Though Rinaldi missed out on the Christmas Day crossing both his years due to the swollen river, he did cross in character during last year’s rehearsal. “He’s probably one of the better ones,” said his father, Ronald Sr. “Naturally, I’m going to say that.” Rinaldi had persuaded his father — who used to join him on the re-enactment circuit — to take his uniform out of mothballs and join him and Rinaldi’s 11-year-old son, Ronnie, also a re-enactor, this year.
WOODEN CANTEEN, KNIT CAP
Earlier yesterday, after the presents had been dispatched, Rinaldi, dressed in a black scuba-like long-sleeved shirt and yellow breeches, retreated with his son up to the bedroom. While Ronnie put on a vest over his loose white shirt and tan breeches, and buttoned the spats over his buckled shoes, Rinaldi donned the handsome yellow uniform, blue overcoat and black three-cornered hat. It’s the same uniform Rinaldi wore when he first started reenacting, down to the knife he carved from an old metal file and the wooden canteen on which he scorched “U States.”

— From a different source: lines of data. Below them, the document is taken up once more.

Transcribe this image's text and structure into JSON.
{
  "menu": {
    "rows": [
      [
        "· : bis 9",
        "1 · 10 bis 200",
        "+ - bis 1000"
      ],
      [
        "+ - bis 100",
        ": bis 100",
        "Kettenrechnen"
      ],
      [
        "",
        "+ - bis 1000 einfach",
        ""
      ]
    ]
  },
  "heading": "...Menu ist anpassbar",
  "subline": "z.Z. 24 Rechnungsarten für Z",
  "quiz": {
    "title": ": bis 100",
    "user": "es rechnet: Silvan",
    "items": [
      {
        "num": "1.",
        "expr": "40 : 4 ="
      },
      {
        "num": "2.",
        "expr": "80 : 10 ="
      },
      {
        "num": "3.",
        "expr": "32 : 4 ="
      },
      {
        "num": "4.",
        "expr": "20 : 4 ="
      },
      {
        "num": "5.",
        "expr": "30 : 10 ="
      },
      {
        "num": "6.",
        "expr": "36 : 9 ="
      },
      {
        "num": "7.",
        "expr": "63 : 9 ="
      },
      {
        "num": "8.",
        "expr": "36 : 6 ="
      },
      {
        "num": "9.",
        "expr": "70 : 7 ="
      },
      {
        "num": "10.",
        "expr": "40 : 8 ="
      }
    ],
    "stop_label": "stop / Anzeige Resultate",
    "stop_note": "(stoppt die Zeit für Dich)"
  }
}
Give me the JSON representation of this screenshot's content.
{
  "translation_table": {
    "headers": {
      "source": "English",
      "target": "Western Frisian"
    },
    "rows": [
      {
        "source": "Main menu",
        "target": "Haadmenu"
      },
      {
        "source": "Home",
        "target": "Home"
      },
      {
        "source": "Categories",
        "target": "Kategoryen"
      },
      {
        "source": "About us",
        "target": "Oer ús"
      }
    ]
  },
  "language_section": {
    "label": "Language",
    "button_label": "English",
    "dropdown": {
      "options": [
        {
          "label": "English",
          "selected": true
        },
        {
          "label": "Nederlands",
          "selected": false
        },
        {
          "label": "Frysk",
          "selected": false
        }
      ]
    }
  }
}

“I don’t like to talk about this because it’s not manly,” Rinaldi said, reaching into his closet and pulling out an orange knit cap that reads “Liberty or Death.” Yes, he had made it himself: When he was a teen, he worked at the Old Barracks in Trenton, and he said the little old ladies who volunteered there taught him to knit. Rinaldi knew earlier in the week the weather might not cooperate with his ambitions, and he sounded philosophical about the turn of events. “I was Washington whether I crossed or not,” he said. “I wouldn’t have a problem passing on the torch and going back to being a soldier.”